Martavis Bryant and Justin Brown, Steelers
This is an interesting position battle that hasn’t gotten a ton of attention. Martavis Bryant has looked better lately, but Justin Brown has been getting first team time in the slot as well. Both are similarly sized, but Bryant is younger and more athletic.
The fact that Bryant hasn’t distanced himself from Brown (and Derek Moye, and Darrius Heyward-Bey) in training camp yet has got to be a concern. Despite their size, neither Brown nor Bryant was a dominant college receiver, and Bryant’s comps are rather disappointing. From the College Career Graphs App.
Where Bryant distinguishes himself is his red zone touchdown rate, which is very impressive. As impressive as that number is, however, he was used a lot less in the red zone than you’d expect. That could be poor play calling, or it could be that Brant wasn’t as good as expected, or it could just be a function of playing opposite Sammy Watkins. He’s reportedly looked great in red zone drills at Steelers’ camp.
Teammate Ike Taylor thinks Bryant could have a rookie season comparable to Mike Wallace’s.
Taylor went as far as to say that Bryant has a chance to make an impact similar to what former Steelers wide receiver Mike Wallace did as a rookie in 2009. Wallace emerged as the Steelers’ No. 3 wide receiver that season and caught 39 passes for 756 yards and six touchdowns.
A compliment from a teammate may not mean much, but it is interesting to note that Taylor actually predicted the Steelers would draft Bryant.
Pittsburgh’s starting wide receiver corps will likely feature Antonio Brown, Markus Wheaton, and Lance Moore.
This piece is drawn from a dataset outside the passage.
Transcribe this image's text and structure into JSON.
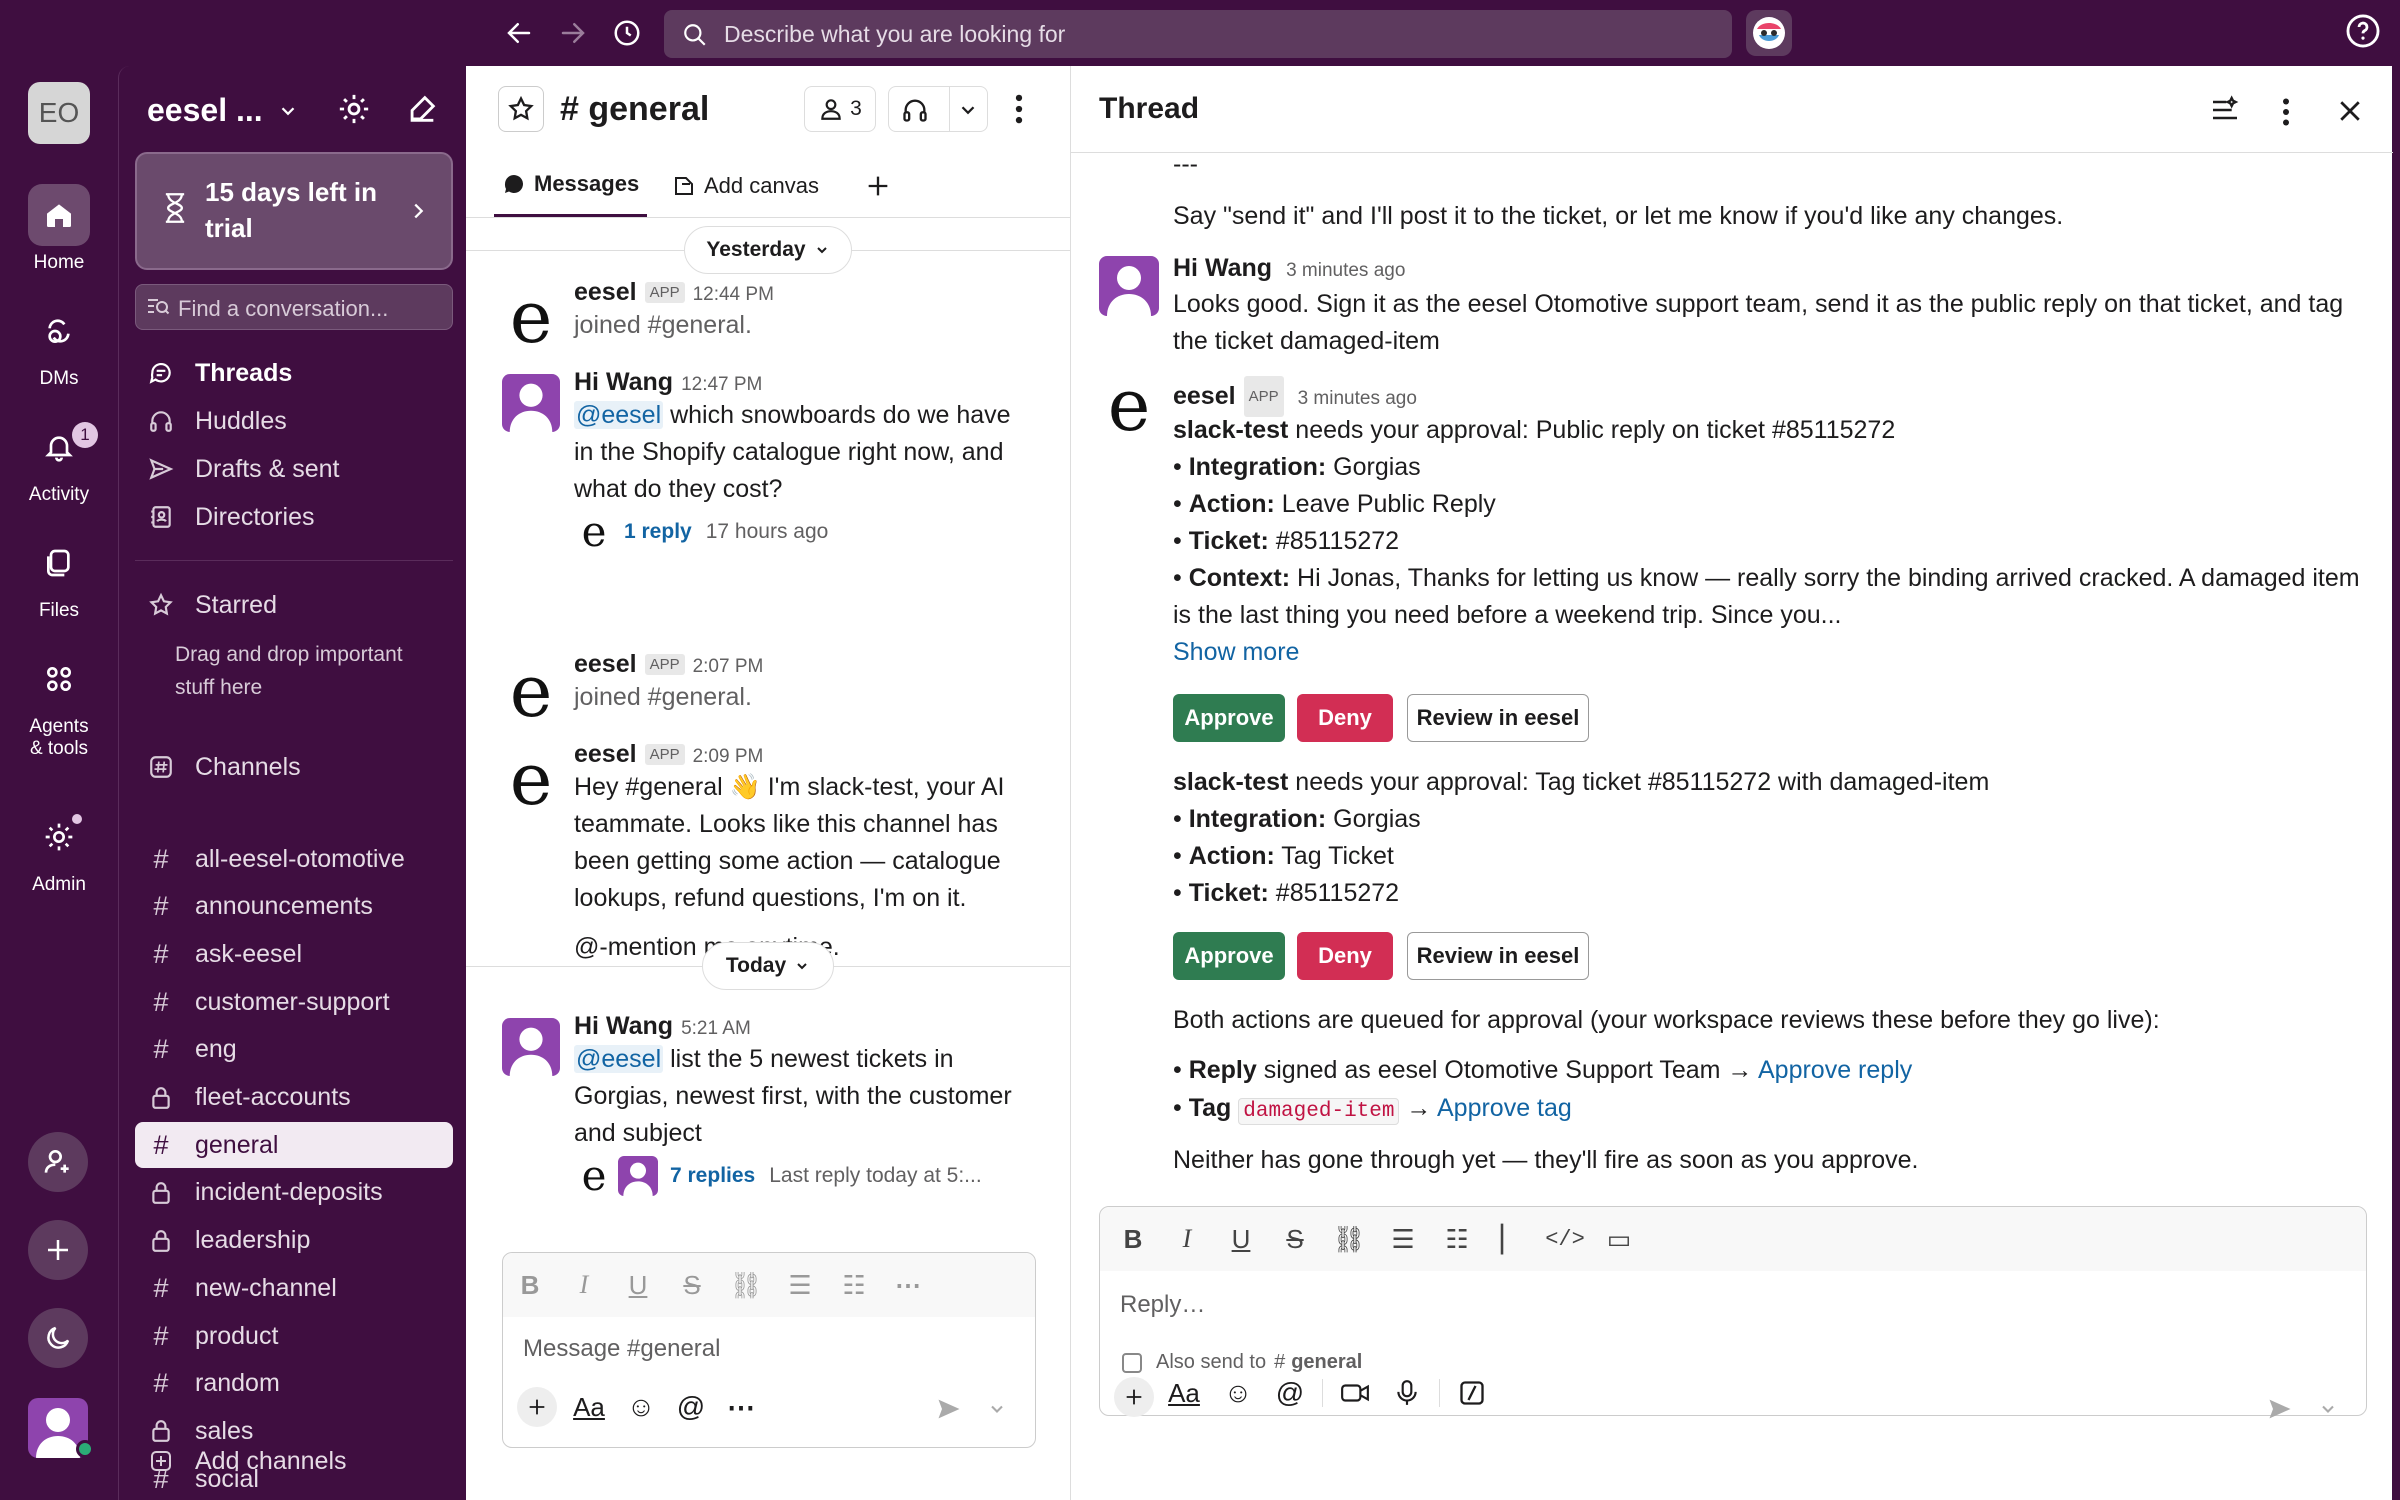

None possess great size, or project to be dominant in the red zone. Heath Miller possesses size and some red zone ability, but is also aging. Given his superior draft pedigree and athletic profile, I’d expect Bryant to earn a roster spot. I don’t agree with Ike Taylor though; I don’t think he has a big impact as a rookie. But big receivers with a clear path to a desirable role don’t grow on trees. Bryant is worth monitoring, and stashing in dynasty if you’ve got the bench space.
Andre Holmes, Raiders
Another big receiver to monitor is Andre Holmes. He’s performed well in Raiders camp, and according to this wire report,
for an Oakland team that doesn’t have a clear-cut No. 1 wideout Holmes is currently the closest thing to it.
A number one receiver on a bad team may not be exciting, but it can definitely be valuable. Davis Mattek has you covered with a full breakdown here. Yes, it’s a concern that Holmes is already 26 and has bounced around the league for a while. But on a horrible Raiders team last year, he was on a full-season pace of 43 catches and 700 yards. Not bad.
Ike Taylor, Steelers
Speaking of receivers and Ike Taylor, he’s the second-easiest cornerback to throw against, according to Pro Football Reference. Something to keep in mind this fantasy season, when he faces gonna-be-a-number-one receiver Torrey Smith twice, must-own rookie Kelvin Benjamin, and comically undervalued Marvin Jones, among others.